Promises to protect the vulnerable are welcome. And so are the indications that the Government wants to learn from the experience of other nations in bringing down large deficits. But all this is only of relative comfort. Public borrowing figures for this year have actually come in below official projections. Yet cuts in public spending being planned by this Government will still be deeper than anything attempted by Margaret Thatcher. Between 1979 and 1990 overall current real spending rose every year. Only in one year – 1988-89 – was spending actually cut. Public spending did fall as a proportion of GDP, but that was mainly due to strong GDP growth in the late 1980s.
The wider economic context is now much less benign. Governments everywhere, from Dublin, to Madrid, to Rome, are moving towards fiscal retrenchment. The German government yesterday announced plans for €80bn of cuts by 2014. The problem is that if all governments slash their deficits simultaneously they risk crushing global demand, which will harm all of them.
The UK is not helped by the fact that the euro is weakening on international currency exchanges. This is already threatening to claw back some of British exporters' gains in competitiveness brought about by sterling's 25 per cent depreciation since 2007. Further afield, the latest jobs creation figures from America make for discouraging reading. This all makes the outlook for global growth fragile at best. And this is where experience of other successful consolidations is in danger of being misleading. Sweden, Finland and Canada sorted out their finances in the 1990s in the context of strong global growth. Export growth cushioned the pain of the fiscal adjustment. There is unlikely to be any such cushion for Britain, or any other nation grappling with a large deficit.

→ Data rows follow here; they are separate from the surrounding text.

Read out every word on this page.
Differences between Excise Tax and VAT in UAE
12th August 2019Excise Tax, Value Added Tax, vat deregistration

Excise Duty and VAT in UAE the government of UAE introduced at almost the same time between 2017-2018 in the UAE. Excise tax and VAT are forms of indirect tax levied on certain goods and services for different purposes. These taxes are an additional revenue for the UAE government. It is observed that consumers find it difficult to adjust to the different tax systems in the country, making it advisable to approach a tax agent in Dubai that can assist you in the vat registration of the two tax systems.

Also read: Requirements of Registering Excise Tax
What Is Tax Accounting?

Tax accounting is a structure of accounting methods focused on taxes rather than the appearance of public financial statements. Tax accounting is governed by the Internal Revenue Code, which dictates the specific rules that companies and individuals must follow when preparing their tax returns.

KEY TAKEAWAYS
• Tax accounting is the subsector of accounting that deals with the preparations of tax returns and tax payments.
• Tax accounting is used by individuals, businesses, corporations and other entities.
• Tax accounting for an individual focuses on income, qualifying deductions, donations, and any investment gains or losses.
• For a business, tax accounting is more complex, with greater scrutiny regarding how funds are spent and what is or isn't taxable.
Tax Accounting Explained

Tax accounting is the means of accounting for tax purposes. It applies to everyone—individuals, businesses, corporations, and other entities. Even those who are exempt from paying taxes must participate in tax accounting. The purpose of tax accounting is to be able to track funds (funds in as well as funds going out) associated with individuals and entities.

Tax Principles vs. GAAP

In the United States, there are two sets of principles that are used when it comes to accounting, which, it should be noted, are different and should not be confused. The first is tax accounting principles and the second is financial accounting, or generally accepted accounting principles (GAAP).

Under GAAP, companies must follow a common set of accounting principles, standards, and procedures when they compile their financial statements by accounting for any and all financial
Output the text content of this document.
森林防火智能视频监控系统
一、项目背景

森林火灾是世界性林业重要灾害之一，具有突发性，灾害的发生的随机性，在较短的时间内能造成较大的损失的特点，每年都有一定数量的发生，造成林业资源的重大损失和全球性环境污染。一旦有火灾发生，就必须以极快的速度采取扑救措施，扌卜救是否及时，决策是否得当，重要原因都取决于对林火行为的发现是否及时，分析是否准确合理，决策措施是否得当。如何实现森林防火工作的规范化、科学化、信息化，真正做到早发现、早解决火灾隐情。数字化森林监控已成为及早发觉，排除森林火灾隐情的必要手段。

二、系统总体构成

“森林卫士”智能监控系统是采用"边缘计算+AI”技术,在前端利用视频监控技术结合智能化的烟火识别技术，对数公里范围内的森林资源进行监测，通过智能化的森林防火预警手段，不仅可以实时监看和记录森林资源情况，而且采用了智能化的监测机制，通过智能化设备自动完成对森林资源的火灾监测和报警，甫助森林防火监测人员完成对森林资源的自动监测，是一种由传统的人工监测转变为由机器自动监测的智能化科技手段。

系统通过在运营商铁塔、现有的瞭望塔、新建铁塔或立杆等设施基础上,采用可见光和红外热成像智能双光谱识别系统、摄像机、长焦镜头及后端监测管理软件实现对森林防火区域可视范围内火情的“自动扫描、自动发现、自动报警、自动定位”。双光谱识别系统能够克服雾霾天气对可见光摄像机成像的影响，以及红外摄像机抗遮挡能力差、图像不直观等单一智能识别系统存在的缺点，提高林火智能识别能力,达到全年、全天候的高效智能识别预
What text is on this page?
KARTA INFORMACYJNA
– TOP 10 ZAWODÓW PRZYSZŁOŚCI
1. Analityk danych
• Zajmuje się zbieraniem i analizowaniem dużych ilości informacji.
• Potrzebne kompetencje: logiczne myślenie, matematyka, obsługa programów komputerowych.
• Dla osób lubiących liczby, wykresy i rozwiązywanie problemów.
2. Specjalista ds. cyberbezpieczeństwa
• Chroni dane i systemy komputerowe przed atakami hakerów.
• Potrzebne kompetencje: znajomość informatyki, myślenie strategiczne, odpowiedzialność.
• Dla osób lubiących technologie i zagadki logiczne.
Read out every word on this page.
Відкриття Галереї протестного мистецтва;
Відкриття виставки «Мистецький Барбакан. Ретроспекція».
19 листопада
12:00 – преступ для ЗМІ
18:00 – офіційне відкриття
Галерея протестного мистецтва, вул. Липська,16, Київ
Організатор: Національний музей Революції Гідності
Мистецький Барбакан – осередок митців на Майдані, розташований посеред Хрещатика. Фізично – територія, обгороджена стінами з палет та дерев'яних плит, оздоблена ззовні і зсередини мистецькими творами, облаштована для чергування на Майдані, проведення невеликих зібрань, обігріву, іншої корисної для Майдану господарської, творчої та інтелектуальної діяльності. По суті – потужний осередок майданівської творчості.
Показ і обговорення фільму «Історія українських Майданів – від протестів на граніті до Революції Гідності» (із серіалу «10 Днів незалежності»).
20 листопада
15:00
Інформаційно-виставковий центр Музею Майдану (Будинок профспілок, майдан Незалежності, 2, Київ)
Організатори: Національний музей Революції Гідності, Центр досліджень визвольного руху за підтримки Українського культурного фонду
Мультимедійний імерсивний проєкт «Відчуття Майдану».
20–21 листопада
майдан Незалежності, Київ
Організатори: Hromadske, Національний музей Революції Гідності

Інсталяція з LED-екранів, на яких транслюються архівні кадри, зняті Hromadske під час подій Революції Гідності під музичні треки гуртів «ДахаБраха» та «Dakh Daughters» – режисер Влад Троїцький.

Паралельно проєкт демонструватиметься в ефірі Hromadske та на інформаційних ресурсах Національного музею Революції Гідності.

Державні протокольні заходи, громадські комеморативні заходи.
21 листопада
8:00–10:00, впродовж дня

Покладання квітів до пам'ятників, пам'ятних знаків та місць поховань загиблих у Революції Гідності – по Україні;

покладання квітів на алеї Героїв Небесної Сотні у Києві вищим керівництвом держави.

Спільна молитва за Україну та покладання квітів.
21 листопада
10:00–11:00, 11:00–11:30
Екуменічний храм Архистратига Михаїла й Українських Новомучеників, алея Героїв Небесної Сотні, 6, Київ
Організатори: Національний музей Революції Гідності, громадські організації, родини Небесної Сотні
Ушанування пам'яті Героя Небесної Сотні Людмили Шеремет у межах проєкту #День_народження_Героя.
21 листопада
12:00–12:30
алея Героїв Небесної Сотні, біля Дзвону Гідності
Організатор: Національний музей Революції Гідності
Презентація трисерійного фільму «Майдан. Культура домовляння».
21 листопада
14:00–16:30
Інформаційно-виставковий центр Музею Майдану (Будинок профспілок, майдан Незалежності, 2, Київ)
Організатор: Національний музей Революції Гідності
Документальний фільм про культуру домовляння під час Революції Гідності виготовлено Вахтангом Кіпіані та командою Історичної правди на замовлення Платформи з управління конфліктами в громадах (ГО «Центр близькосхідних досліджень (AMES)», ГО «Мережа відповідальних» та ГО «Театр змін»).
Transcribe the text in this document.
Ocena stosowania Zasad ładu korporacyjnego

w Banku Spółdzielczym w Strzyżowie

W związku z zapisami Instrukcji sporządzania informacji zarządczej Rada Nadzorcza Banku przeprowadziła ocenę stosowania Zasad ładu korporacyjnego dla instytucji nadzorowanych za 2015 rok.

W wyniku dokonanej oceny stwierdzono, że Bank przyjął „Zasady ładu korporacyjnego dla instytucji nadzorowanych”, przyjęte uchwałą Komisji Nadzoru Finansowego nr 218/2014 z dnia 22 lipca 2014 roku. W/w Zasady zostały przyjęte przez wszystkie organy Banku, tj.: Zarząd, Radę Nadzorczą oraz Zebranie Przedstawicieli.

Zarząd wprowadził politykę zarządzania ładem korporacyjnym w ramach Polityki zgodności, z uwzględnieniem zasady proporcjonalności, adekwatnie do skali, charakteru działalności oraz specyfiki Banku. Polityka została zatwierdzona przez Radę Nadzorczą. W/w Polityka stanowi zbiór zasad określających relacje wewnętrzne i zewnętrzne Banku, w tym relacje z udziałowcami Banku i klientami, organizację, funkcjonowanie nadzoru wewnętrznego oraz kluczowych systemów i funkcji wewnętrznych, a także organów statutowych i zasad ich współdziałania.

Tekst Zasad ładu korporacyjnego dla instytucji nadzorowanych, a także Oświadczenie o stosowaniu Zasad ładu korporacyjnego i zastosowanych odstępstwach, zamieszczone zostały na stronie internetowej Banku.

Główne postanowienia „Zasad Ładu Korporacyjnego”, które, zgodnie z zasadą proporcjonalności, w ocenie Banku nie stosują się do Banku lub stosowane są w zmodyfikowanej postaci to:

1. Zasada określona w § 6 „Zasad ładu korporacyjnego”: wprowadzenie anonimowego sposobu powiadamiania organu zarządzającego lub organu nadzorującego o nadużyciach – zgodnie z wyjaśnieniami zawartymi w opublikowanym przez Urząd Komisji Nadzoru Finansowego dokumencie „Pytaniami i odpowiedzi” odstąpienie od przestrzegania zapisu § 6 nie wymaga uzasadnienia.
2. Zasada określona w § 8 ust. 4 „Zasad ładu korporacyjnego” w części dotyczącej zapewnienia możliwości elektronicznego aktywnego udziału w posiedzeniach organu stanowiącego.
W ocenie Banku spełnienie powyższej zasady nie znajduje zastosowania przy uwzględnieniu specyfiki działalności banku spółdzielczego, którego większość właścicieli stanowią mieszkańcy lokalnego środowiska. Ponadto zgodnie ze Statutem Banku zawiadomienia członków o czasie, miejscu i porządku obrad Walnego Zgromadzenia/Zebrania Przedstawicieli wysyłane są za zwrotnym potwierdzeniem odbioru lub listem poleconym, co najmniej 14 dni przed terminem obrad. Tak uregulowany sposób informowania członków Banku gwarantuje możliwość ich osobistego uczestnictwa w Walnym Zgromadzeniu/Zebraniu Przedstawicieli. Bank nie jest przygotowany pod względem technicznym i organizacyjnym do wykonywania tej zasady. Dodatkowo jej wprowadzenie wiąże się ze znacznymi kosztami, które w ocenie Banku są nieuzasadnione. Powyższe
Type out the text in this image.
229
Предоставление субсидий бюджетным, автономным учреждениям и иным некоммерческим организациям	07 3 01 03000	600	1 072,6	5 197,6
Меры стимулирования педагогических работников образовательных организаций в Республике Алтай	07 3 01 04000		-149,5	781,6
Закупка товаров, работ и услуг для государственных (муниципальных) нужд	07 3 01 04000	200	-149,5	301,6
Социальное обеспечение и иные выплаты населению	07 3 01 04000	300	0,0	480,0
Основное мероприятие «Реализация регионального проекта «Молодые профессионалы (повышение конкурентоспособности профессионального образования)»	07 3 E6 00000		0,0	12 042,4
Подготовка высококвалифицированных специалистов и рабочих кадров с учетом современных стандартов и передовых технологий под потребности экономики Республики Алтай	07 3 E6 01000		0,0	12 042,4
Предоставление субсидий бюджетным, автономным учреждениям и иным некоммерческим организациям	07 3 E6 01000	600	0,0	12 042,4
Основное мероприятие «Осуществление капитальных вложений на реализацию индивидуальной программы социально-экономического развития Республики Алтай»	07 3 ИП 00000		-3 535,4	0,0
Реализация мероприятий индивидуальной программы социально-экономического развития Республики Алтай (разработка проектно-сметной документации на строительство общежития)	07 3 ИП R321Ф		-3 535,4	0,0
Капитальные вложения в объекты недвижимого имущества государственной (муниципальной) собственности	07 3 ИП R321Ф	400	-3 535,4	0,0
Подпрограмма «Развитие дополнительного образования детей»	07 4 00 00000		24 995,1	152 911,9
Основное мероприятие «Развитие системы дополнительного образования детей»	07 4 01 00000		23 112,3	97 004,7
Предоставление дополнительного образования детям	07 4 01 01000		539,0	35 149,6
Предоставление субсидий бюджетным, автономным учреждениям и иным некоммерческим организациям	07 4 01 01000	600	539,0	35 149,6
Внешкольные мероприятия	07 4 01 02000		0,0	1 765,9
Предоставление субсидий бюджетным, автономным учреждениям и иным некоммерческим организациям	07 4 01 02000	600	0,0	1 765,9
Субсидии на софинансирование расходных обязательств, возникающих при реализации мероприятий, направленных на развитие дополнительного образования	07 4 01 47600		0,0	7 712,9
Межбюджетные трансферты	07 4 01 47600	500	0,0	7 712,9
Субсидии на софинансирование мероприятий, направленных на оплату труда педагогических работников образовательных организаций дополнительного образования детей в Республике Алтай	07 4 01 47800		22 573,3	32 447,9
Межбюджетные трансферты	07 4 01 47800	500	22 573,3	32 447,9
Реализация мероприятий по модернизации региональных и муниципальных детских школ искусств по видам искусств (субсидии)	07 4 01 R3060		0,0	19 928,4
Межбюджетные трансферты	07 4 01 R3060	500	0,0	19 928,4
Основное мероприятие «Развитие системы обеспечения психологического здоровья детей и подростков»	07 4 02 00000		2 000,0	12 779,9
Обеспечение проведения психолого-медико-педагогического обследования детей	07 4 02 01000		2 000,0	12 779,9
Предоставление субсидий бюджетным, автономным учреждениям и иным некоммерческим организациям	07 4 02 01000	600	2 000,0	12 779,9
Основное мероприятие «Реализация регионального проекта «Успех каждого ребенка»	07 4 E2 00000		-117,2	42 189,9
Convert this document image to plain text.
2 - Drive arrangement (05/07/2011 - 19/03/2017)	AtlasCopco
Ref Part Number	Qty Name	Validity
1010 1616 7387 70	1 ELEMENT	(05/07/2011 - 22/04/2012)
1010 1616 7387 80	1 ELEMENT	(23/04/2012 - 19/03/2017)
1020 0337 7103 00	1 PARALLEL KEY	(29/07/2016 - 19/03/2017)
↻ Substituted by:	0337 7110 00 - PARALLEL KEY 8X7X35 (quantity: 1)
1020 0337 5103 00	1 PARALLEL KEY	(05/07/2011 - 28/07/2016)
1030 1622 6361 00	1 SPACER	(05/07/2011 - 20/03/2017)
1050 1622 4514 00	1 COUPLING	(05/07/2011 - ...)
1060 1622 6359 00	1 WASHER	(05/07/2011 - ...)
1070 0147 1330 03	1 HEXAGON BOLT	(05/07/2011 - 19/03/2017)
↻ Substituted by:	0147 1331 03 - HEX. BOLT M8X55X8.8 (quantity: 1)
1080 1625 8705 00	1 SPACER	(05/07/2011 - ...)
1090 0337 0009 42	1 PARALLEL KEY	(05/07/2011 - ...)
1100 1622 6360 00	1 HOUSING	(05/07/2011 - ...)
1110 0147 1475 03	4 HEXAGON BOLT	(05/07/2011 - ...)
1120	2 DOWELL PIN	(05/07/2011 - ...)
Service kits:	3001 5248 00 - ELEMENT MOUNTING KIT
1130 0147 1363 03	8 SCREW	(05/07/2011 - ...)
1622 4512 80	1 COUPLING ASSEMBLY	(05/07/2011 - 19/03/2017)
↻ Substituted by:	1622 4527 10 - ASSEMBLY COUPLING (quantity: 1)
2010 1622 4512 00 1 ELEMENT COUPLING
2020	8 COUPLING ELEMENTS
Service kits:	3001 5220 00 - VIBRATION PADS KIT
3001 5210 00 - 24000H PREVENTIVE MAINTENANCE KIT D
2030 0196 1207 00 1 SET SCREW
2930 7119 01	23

And then there is the live danger of a double-dip recession. The crisis in the eurozone could yet set off another slump. But there could be triggers closer to home. Next year, the Governor of the Bank of England, Mervyn King, has signalled his intention to remove the £185bn Special Liquidity Scheme that has propped up the commercial banks in recent years. We need to hope they are healthy enough to cope without this support or we could be facing a fresh domestic credit crunch. The dangers of cutting public spending too fast in Britain should not be ignored either. Mr Cameron argues that deficit reduction will boost general economic confidence. But it could just as easily undermine business sentiment if growth is hit too severely.
This is not to argue that the coalition Government is wrong to set about tackling the deficit. But ministers should not draw false comfort from the experience of other nations in better times. A compassionate and collaborative approach to reducing the deficit is appropriate. But still more important will be the virtues of humility and flexibility.